Wallace: "Why is that?"

Coburn: "Because I found it lacking often times."

Then there's the Politico quote Ann pulled. Following that, Coburn had this to say:

Coburn: "I'm not going to go into greater detail than that, and I think if you polled the gang, the group of people who came into congress in 1994 - which he did a wonderful job in organizing, he's brilliant, he has lots of positives - but I will have difficulty supporting him as president of the United States."
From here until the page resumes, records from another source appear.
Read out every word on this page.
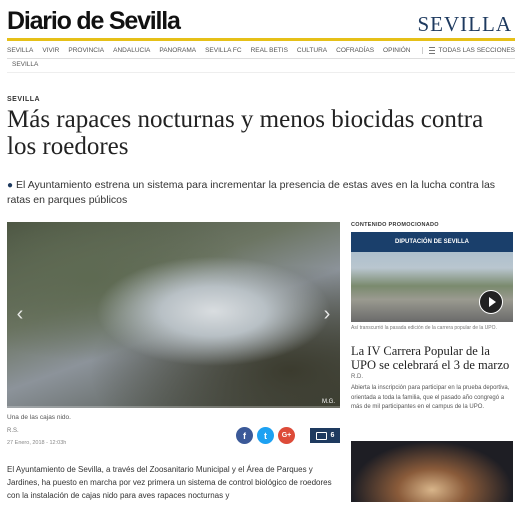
Diario de Sevilla	SEVILLA
SEVILLA VIVIR PROVINCIA ANDALUCIA PANORAMA SEVILLA FC REAL BETIS CULTURA COFRADÍAS OPINIÓN	TODAS LAS SECCIONES
SEVILLA
SEVILLA
Más rapaces nocturnas y menos biocidas contra los roedores
● El Ayuntamiento estrena un sistema para incrementar la presencia de estas aves en la lucha contra las ratas en parques públicos
‹	›
M.G.
Una de las cajas nido.
R.S.
27 Enero, 2018 - 12:03h
f t G+	6
El Ayuntamiento de Sevilla, a través del Zoosanitario Municipal y el Área de Parques y Jardines, ha puesto en marcha por vez primera un sistema de control biológico de roedores con la instalación de cajas nido para aves rapaces nocturnas y
CONTENIDO PROMOCIONADO
DIPUTACIÓN DE SEVILLA
Así transcurrió la pasada edición de la carrera popular de la UPO.
La IV Carrera Popular de la UPO se celebrará el 3 de marzo
R.D.
Abierta la inscripción para participar en la prueba deportiva, orientada a toda la familia, que el pasado año congregó a más de mil participantes en el campus de la UPO.
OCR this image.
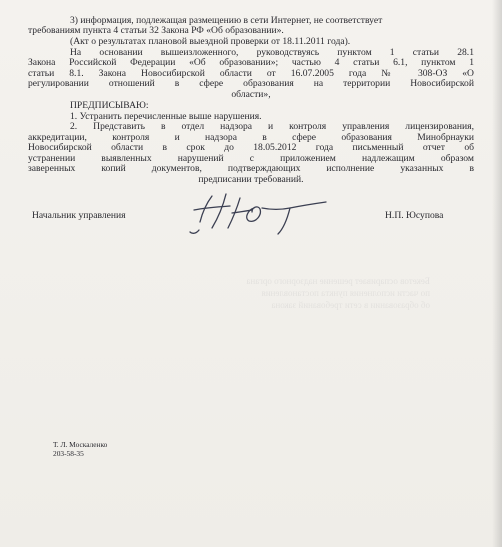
Бекетов оспаривает решение надзорного органа
по части исполнения пункта постановления
об образовании в сети требований закона
3) информация, подлежащая размещению в сети Интернет, не соответствует
требованиям пункта 4 статьи 32 Закона РФ «Об образовании».
(Акт о результатах плановой выездной проверки от 18.11.2011 года).
На основании вышеизложенного, руководствуясь пунктом 1 статьи 28.1
Закона Российской Федерации «Об образовании»; частью 4 статьи 6.1, пунктом 1
статьи 8.1. Закона Новосибирской области от 16.07.2005 года № 308-ОЗ «О
регулировании отношений в сфере образования на территории Новосибирской
области»,
ПРЕДПИСЫВАЮ:
1. Устранить перечисленные выше нарушения.
2. Представить в отдел надзора и контроля управления лицензирования,
аккредитации, контроля и надзора в сфере образования Минобрнауки
Новосибирской области в срок до 18.05.2012 года письменный отчет об
устранении выявленных нарушений с приложением надлежащим образом
заверенных копий документов, подтверждающих исполнение указанных в
предписании требований.
Начальник управления	Н.П. Юсупова
Т. Л. Москаленко
203-58-35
Ron Suskind's book showed and Tina Brown has recently argued that Obama is utterly deficient in providing leaderhsip. He doesn't hold his people accountable. He can't make a decision. He doesn't set a clear strategy. We all know what a disaster that has been. Gingrich doesn't have Obama's leadership shortcomings, but if he has his own personal set of issues, Republicans should be wary.

Amartel said...

Washington insider v. Washington insider. How fascinating. NOT!Who to believe? We all know Newty has had his issues in the past. But what about Coburn and why won't he be more specific about the "leadership" qualities that he says are missing in Newt? Did Newt make Tom cry? Is Coburn judging based on what happened 2 decades ago, as if Newt went into some sort of extended hibernation after leaving the Speakership until now? Frankly, Newt has demonstrated leadership throughout the primary campaign. What about Coburn? Is Coburn near the end of his run? Is he Seniorstatesmanning/running for a post-public-service Important Well Paying Job? Is he working for Mitty? Is he working for some other undisclosed interest? The mere fact that one insider doesn't like another is not particularly revealing or interesting. But I'm quite sure they'll all come out of the woodwork now that Newt is setting the GOP establishment house on fire. Well, part of it anyway.

Moneyrunner said...

Coburn is one of the Senators who inspired confidence in the Conservative side of the political spectrum. That’s why I found his comment on Newt troubling, because I like Newt’s combative stance verses Democrats in and out of the media.

I think that I know what Coburn is referring to. Newt in person is much like Newt on TV: he can be abrasive. You may love it when he roughs up the arrogant a***ole in the press, but he’ll do the same to people on his side with whom he disagrees. I hope that it’s a characteristic that he’s learned to control.